Hi, I am using Layoutlmv3. I Have used LMV3 processor. At train time I have labels as well along with image,text,boxes and labels. But at Inference time, I do not have labels. So the code for inference goes like below.
processor = AutoProcessor.from_pretrained("microsfotlmv3_repo", apply_ocr=False)
encoding = processor(images = resize_image,
text = tokens,
boxes= boxes,
return_offsets_mapping=True,
return_tensors="pt",
padding = "max_length",
truncation = True,
max_length = 512
)
offset_mapping = encoding.pop('offset_mapping')
outputs = test_model1(**encoding)
predictions = outputs.logits.argmax(-1).squeeze().tolist()
is_subword = np.array(offset_mapping.squeeze().tolist())[:,0] != 0
true_predictions = [id2label[pred] for idx, pred in enumerate(predictions) if not is_subword[idx]]
Currently, I am decoding text like:
cleaned_input_ids = encoding['input_ids'][encoding['attention_mask']>0]
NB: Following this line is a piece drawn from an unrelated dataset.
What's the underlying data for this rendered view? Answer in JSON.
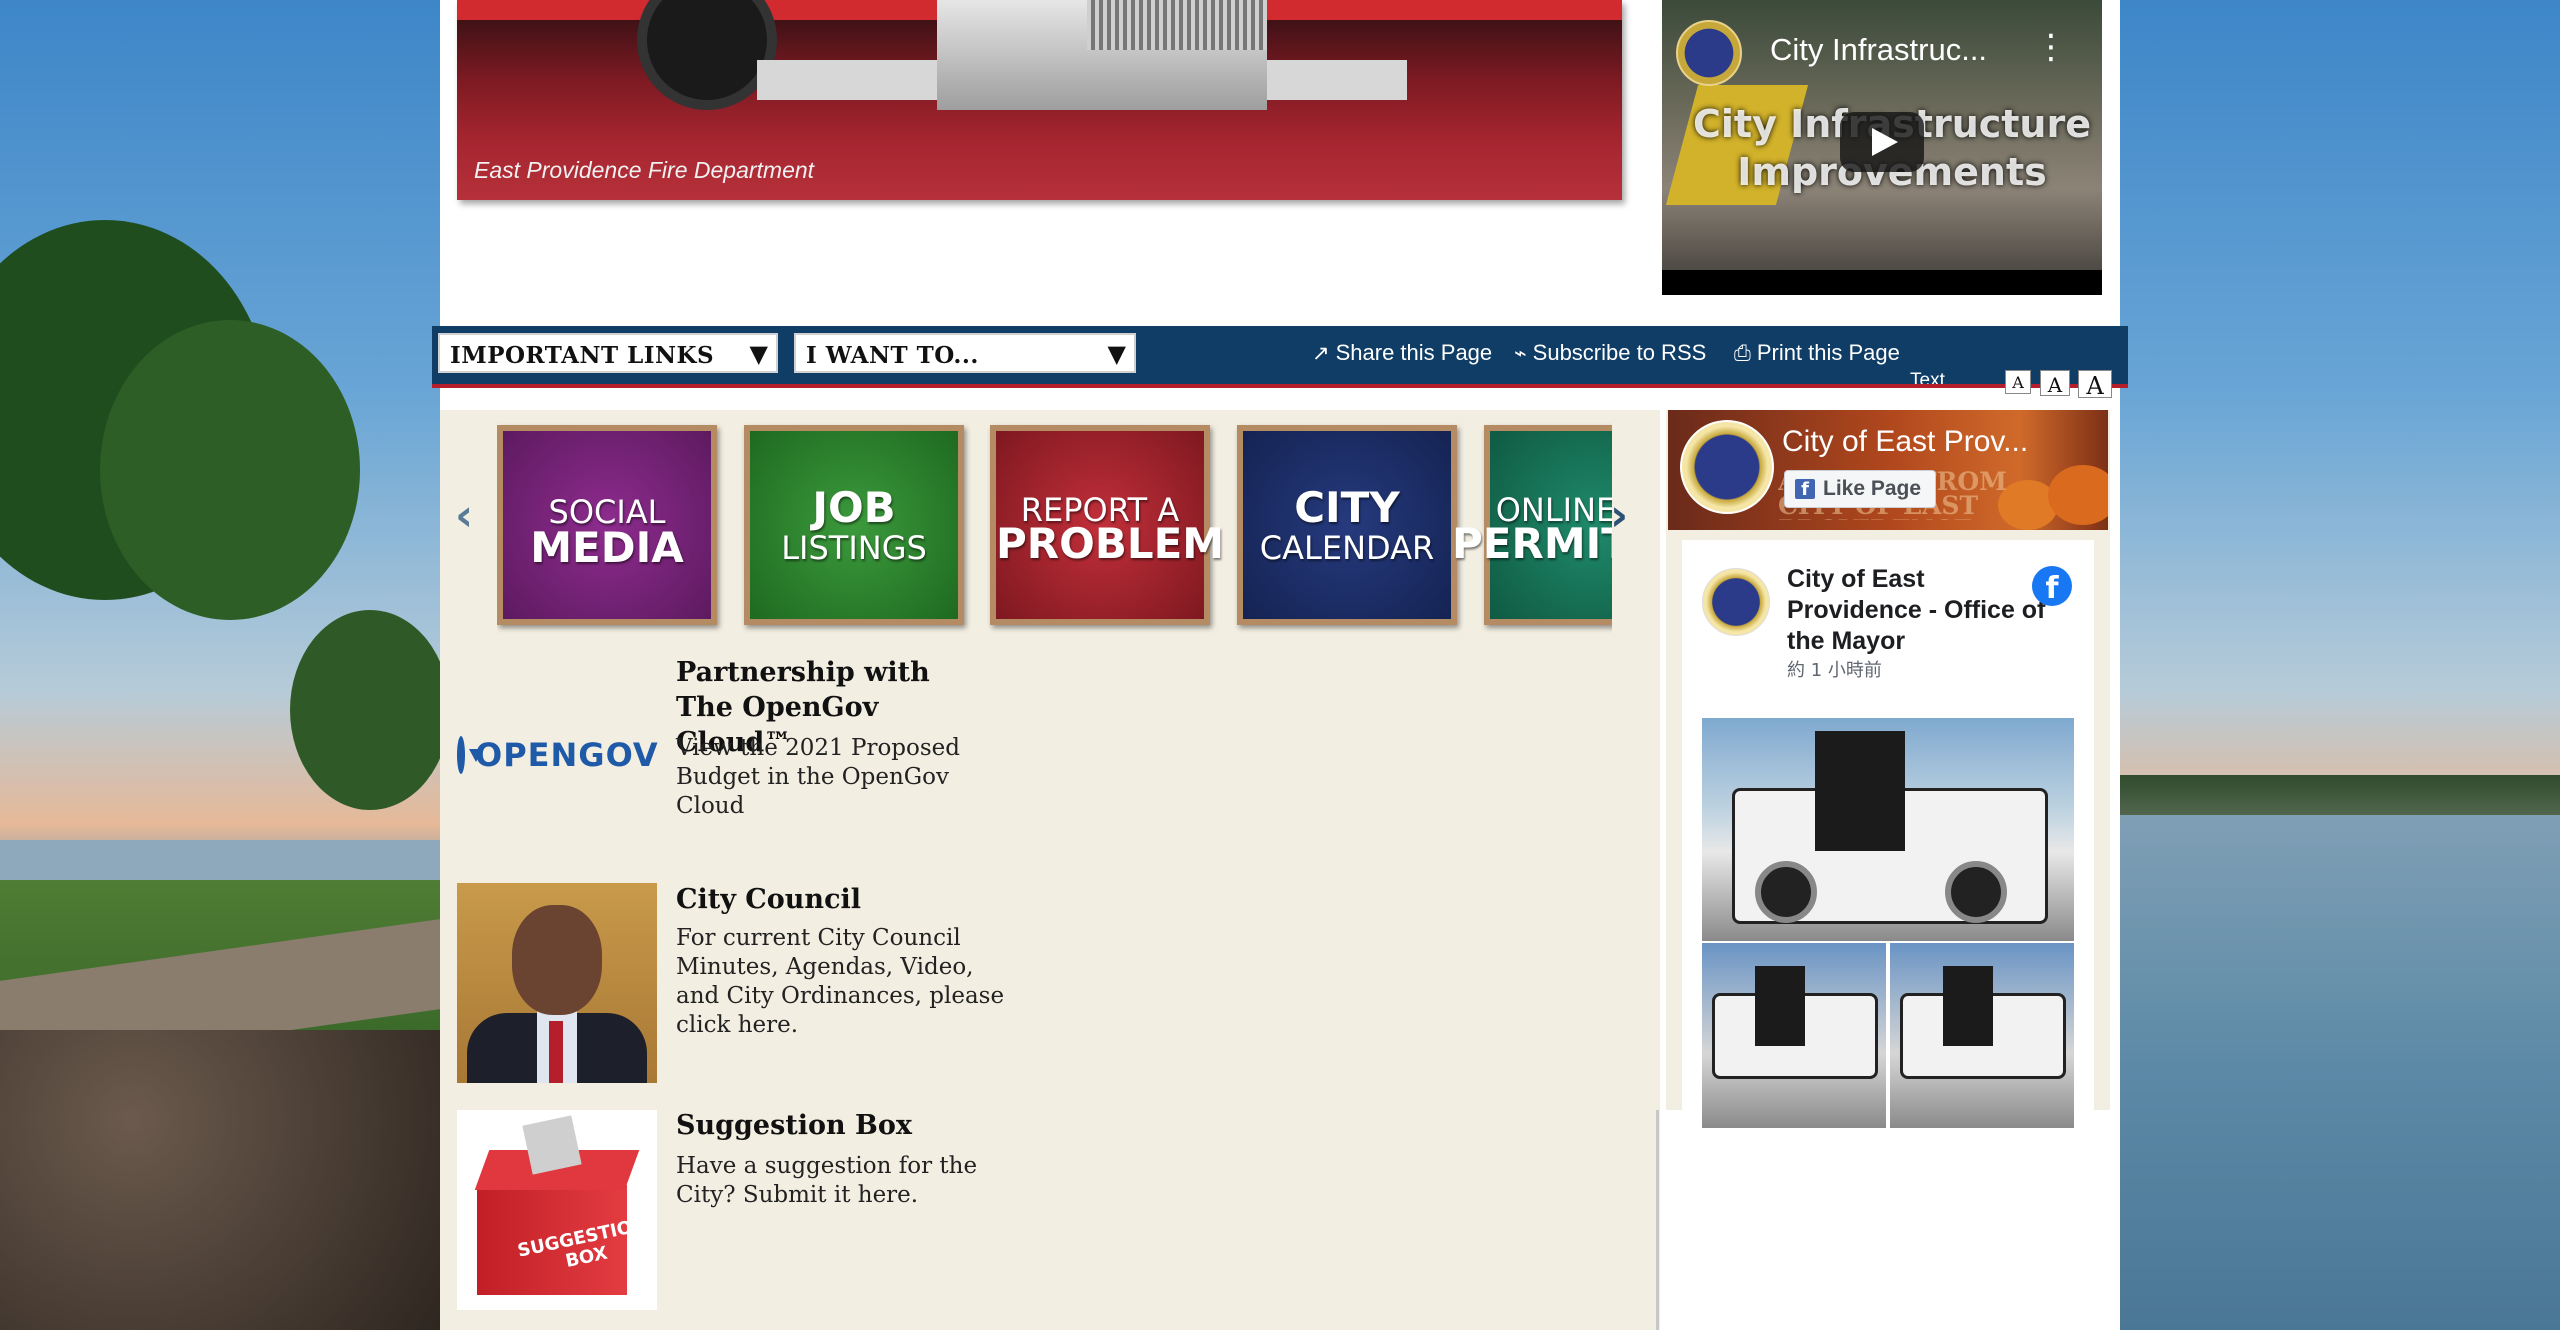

text = processor.tokenizer.decode(cleaned_input_ids.squeeze().tolist())
text = text[4:-4]
tokens = text.split(" ")
But the count of tokens and count of true_predictions are not matching.
I am expecting the result to be:
“sun”:label,
“rises”:label,
“in”:label,
“the”:label,
“east”:label.
Currently i am not able to map them, as their counts/lengths are not matching. How to resolve this.
Tagging @nielsr, and Others